In this proof i used the following fact (1): "If $f\in L^p(\mu), 1\leq p < \infty$, and let $\epsilon > 0$ then there exist a set $E_\epsilon$ measurable with $\mu(E_\epsilon) < \infty$ such that $\displaystyle\int_{E^{c}}|f|^p d\mu < \epsilon$"
Proposition: Suppouse $\{f_k\} \in L^p(\mu), 1 \leq p < \infty$. Let $B_k(E) = \displaystyle\left(\int_E |f_k|^pd\mu\right)^{\frac{1}{p}} = \left(\int |f_{k}\chi_{E}|^pd\mu\right)^{\frac{1}{p}}$, where $X_{E}$ is the characteristic function of $E$. If $\{f_k\}$ is a Cauchy sequence and let $\epsilon > 0$ prove that exist a set $E_\epsilon$ measurable with $\mu(E_\epsilon) < \infty$ such that $B_n(E^{c}_{\epsilon}) < \epsilon$ $ \forall n \in \mathbb{N}$
Proof: Let $\epsilon$ take $n_0 \in \mathbb{N}$ such that for $n, m \geq n_0 \Rightarrow$ $\displaystyle||f_n - f_{m}||_p < \frac{\epsilon}{2}$
By fact (1) for $i = 1, 2, ..., n_0 -1$ there exist measurable sets $E_1, ..., E_{n_0}$ such that $\displaystyle B_1(E_{1}^{c}) = ||f_1\chi_{E^{c}_1}||_p, ..., B_{n_0}(E_{n_0}^c) = ||f_{n_0}\chi_{E_{n_0}^{c}}||_p < \frac{\epsilon}{2}$.

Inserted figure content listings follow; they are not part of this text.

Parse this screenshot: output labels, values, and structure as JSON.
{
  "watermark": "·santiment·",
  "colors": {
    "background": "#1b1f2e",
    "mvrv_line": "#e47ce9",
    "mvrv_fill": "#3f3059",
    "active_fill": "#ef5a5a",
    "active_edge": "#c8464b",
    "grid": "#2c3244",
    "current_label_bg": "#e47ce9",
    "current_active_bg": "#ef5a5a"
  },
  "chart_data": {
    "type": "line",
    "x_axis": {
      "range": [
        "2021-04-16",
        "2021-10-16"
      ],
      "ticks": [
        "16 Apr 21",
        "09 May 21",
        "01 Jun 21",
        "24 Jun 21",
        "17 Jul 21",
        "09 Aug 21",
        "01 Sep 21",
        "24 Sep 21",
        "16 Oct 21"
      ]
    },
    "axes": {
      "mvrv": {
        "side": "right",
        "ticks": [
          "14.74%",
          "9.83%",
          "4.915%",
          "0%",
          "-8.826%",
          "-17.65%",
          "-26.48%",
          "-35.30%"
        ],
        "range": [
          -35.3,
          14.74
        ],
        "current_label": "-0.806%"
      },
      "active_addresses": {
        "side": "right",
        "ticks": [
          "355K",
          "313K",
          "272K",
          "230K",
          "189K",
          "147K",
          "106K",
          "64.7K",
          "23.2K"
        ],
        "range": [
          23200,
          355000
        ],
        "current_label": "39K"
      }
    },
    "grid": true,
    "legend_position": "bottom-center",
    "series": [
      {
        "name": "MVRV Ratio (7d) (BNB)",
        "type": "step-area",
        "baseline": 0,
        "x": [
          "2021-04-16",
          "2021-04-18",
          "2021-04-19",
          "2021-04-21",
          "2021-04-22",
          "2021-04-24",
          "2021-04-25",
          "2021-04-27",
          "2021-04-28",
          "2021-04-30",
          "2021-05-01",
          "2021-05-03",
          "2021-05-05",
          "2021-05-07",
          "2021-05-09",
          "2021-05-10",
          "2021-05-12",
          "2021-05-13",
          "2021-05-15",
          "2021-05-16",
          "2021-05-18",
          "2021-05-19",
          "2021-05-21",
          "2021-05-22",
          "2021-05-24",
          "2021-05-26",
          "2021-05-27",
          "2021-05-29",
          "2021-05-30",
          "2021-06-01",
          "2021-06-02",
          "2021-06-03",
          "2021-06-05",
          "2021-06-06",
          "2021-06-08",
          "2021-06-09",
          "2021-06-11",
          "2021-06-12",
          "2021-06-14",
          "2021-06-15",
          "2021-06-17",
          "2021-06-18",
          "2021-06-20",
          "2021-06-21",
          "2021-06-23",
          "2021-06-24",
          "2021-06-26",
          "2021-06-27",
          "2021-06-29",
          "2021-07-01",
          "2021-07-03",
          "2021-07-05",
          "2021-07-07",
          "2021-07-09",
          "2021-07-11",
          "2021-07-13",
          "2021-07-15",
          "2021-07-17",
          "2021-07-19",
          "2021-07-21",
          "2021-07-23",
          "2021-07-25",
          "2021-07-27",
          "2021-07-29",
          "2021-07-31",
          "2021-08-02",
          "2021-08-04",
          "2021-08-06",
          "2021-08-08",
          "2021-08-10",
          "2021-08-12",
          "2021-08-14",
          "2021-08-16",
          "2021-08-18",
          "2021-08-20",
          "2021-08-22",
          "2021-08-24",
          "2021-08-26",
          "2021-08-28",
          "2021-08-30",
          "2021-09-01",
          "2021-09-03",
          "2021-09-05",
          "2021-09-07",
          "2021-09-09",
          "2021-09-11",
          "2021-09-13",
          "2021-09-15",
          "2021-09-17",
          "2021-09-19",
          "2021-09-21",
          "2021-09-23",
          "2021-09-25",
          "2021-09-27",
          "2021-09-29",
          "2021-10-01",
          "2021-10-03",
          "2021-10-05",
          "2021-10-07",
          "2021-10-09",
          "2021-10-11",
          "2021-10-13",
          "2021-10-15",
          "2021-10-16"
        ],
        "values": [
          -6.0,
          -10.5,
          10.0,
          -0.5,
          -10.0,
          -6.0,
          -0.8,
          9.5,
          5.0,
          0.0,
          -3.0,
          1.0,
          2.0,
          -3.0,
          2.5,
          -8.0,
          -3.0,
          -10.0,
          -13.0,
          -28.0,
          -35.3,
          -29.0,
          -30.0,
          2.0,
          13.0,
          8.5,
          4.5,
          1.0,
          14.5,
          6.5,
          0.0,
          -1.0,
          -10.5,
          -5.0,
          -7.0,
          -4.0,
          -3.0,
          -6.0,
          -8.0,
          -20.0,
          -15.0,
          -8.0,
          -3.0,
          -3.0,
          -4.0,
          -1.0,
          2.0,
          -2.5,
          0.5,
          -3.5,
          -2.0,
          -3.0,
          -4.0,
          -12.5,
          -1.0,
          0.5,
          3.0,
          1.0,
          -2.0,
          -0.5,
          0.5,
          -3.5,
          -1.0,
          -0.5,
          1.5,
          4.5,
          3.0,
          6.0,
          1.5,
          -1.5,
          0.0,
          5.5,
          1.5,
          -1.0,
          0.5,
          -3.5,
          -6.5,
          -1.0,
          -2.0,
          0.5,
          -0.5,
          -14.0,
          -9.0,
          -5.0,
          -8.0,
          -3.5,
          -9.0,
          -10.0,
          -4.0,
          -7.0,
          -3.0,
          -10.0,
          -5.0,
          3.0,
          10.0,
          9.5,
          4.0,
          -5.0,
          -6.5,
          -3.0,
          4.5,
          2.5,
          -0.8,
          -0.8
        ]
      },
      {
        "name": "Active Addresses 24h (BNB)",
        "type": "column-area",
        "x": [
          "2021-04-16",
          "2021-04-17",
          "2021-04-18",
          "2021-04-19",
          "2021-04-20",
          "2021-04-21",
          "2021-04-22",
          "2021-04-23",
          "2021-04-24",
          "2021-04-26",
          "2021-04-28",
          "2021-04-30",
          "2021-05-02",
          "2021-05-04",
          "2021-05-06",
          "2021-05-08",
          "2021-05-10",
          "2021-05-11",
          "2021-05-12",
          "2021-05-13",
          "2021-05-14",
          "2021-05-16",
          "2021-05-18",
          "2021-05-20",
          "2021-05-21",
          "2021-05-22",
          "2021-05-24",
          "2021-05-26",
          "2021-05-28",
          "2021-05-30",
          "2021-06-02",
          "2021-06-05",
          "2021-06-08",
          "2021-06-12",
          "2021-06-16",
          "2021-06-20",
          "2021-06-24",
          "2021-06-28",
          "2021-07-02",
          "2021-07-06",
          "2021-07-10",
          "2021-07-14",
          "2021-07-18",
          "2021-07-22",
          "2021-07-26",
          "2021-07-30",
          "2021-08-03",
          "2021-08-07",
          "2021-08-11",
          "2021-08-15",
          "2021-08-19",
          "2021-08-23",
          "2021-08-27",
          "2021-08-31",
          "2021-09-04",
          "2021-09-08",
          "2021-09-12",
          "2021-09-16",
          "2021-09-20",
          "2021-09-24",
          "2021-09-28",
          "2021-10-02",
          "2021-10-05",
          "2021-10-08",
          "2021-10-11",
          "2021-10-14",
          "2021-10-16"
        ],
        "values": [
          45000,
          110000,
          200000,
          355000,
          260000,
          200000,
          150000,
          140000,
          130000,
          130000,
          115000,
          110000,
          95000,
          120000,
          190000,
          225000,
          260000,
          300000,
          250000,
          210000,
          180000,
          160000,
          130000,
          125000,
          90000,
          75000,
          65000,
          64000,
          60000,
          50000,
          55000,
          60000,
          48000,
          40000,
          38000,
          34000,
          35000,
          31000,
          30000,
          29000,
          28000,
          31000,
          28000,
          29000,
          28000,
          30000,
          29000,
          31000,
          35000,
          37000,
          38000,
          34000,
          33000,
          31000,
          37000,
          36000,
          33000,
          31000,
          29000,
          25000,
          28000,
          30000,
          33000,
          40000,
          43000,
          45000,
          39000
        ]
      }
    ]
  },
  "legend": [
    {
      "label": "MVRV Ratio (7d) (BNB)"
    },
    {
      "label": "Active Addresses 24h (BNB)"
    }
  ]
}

Take $A = E_{1} \cup ...\cup E_{n_0}$, then $A^c = E_{1}^c \cap...\cap E_{n_0}^c$ and $B_1(A^c),...,B_{n_0}(A^c) < \frac{\epsilon}{2}$; for $n \geq n_0$ $\displaystyle B_n(A^c) = ||f_n\chi_{A^c}||_p \leq ||f_n - f_{n_0}\chi_{A^c}|| + ||f_{n_0}\chi_{A^c}||_p < \frac{\epsilon}{2} + \frac{\epsilon}{2} = \epsilon$. Therefore $\forall n \in \mathbb{N}$ $B_n(A^c) < \epsilon$
$\blacksquare$
Is there some error? If yes, how should i do?